注意点として、施工にムラが出るような素材は使用を控えることも重要です。

施工にムラが出ると、断熱性能にムラがでることになり、そこは温度差が発生するポイントになります。

温度差が発生するということは、結露の危険性が高まるということです。

壁一面まどがなければ同じ断熱性を保ちますが、開口部=窓があると断熱性能が落ちます。

窓も、できるだけ断熱性能の良いものを選択することが必要です。

 

樹脂サッシの断熱性能ランキングと世界の窓基準

断熱性能ランキングあらみえる省エネルギー性能

 

気密性能の改善が一番難しい

気密性能の向上は、一番難しい 改善場所です。

断熱性能も換気性能も、お金をかければよい素材を使うことが可能になります。

しかし、気密性能は 施工段階 での、より 丁寧な施工 が物を言うのです。

急いで、適当に施工をすれば言うまでもなく隙間は生まれてきます。

この気密性は、家づくりを行う建築会社の思いや施工を担当する職人にゆだねることしかできない部分です。

しかし、難しい反面、唯一測定をすることができる部分 にもなります。

それが、気密 です。

気密測定は、建築中の中間気密測定と完成時の完成気密測定の2回行えます。

実際の測定現場に立ち会って、気密が出ているかどうかをその目で見ることができます。

一生に一回の大きな買い物ですから、有給休暇などを利用して立ち会うことをお勧めします。

 

省エネルギー住宅を極めるには中間気密測定は必須

 

換気システムには

  1. 第一種換気システム
  2. 第二種換気システム
  3. 第三種換気システム

とおおきく 3つ に分かれています。

第二種換気システムは、手術室などの部屋に使われることが多く、住宅には 第一種か第三種 が利用されます。

その中でも一般的に多いのは三種換気システム

これは、イニシャルコスト(初期費用)が安くランニングコスト(運転費用)も安いからです。

 

最近多くなってきているのが、第一種換気システム

イニシャルコストもかかりますが、ランニングコストもそれなりにかかります。

しかし、需要が増えている のにも 理由 があります。

それは、暖冷房費の補助的な役割を果たし、光熱費を抑えることができる からです。

第一種換気システムは、機械吸気・機械排気となり熱交換が採用されているものがあります。
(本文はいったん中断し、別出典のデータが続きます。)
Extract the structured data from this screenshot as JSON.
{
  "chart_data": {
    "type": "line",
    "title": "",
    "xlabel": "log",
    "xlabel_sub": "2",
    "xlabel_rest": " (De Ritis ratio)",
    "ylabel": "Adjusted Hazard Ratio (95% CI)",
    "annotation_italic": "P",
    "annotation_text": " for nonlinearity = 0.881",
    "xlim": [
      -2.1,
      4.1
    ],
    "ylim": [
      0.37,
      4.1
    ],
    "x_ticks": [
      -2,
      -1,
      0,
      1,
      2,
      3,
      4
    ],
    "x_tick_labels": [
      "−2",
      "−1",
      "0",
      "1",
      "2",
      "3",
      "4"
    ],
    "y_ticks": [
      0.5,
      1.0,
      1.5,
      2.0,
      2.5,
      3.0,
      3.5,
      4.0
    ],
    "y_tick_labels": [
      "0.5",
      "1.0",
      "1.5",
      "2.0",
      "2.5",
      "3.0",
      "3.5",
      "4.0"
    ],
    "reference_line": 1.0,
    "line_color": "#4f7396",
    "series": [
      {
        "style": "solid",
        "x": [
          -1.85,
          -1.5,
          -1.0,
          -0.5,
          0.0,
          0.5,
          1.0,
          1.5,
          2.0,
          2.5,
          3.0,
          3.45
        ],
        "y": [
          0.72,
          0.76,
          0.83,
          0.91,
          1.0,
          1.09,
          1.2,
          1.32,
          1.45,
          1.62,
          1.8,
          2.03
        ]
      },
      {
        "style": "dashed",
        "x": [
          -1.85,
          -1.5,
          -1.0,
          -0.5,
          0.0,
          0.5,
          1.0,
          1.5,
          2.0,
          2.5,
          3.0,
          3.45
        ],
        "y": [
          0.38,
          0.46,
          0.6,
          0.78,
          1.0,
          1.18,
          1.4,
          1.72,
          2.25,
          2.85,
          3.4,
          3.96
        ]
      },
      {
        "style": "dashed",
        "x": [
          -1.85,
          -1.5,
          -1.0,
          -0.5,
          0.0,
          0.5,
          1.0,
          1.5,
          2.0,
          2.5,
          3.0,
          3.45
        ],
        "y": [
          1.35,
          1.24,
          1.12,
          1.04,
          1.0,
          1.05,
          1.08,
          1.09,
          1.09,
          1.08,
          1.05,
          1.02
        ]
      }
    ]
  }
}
部屋の空気を機械的に吸気し、機械的に排出することができるので汚れた空気を入れ替えるのには適しています。

 

熱交換換気については、外気の温度に左右されにくい温度交換を行うことができます。

熱交換効率90%という換気システムがあります

室外が0度、室内が20度というときに、90%の熱を交換するので18度に温まった空気が取り込めるというものです。

 

換気システムについて詳しくはこちらの記事にて

 

家の高性能化を図ることは、家の寿命を延ばすことにつながり健康的に過ごせる住まいとなるのです。

人生100歳まであと少しと迫っている日本では、住宅の質を上げてく必要性があります。

長く住むということは、それだけ住居にかかる費用も長く払い続けることになります。

省エネな住宅は、老後の家計負担も減らせる住宅になるのです。